Connection for her is a non-negotiable. She connects with her friends daily just as often as she brushes her teeth.

Now that I’m willing, she’s brought me into her weekly movie night routine, I’ve learnt a lot about what life was like for her growing up and while she wasn’t as big a fan as I am of Bridesmaids, she definitely laughed louder than I’ve ever heard. Some movie nights we even experiment with cocktails. I am excellent at Googling. Grandma is excellent at ratios. Together, we’ve made some genuinely good drinks, we could charge an arm and a leg for.

We also teach each other things. Grandma taught me how to put my hair in curlers properly — not the rushed, half-done way I’d been doing it, but the careful, sectioned method that somehow makes the whole thing feel ceremonial. I taught her how to text and use emojis. She still signs every message with her name, which I don’t have the heart to correct.

What I’ve noticed is that staying connected doesn’t have to mean huge social calendars or constant activity. Sometimes it’s just knowing someone will notice if you don’t show up to tai chi. Or having someone to text — even if that text says, “At the movies with Gladys. Love Grandma Shirl.”

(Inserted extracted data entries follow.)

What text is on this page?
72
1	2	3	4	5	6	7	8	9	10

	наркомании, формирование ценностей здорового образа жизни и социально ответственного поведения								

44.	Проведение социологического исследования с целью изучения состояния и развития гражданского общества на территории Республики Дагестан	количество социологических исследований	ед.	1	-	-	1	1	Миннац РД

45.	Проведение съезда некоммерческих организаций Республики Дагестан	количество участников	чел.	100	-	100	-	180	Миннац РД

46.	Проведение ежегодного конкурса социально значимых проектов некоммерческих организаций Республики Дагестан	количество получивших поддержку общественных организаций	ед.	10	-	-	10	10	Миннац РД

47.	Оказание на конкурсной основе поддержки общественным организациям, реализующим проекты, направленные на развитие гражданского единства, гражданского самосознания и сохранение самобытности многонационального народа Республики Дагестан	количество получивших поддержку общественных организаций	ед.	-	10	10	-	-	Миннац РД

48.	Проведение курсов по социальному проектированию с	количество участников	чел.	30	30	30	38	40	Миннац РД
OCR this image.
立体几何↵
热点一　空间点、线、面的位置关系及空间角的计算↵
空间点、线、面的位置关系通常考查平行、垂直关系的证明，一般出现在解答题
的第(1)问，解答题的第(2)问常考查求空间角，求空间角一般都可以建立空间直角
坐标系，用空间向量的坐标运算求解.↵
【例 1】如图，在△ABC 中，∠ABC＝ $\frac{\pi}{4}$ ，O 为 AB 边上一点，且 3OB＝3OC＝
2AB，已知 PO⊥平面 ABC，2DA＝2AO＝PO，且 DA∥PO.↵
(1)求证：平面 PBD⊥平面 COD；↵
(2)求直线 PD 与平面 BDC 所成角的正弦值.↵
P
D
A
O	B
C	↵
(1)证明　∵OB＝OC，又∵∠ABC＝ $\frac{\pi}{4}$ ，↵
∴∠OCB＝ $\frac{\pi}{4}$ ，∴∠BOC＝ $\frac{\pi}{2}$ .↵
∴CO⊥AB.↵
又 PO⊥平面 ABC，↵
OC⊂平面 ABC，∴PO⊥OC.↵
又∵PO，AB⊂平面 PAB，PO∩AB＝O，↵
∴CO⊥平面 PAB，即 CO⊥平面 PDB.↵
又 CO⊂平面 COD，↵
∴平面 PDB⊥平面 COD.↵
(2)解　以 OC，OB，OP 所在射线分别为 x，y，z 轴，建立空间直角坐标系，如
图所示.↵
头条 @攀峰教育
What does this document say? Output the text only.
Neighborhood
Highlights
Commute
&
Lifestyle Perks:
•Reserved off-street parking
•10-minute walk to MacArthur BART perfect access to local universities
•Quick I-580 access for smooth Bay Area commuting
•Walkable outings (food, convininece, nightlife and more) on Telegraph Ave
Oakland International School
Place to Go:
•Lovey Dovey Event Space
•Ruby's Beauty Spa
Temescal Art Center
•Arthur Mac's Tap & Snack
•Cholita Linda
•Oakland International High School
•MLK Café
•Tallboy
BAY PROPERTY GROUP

Although Grandma is not ready to move out of her little flat, some of her friends have and she has her back up plans if she finds things a bit hard at home alone. She doesn’t like the idea of a big old folks home, but an independent living community could be the perfect solution.

Perhaps the biggest lesson, though, is about anticipation. Grandma always has something to look forward to. A film night. A lunch planned. A new recipe she wants to try. Sometimes it’s as small as a book she’s ordered and is waiting to arrive. It doesn’t have to be dramatic (or expensive!).

Spending time with her has made me realise that happiness later in life isn’t about having everything sorted, it isn’t about having expensive things or expensive holidays. It’s about choosing what matters, staying connected, moving in ways that feel kind, and letting yourself look forward to what’s next — even if what’s next is just cocktails and hair curlers with your granddaughter.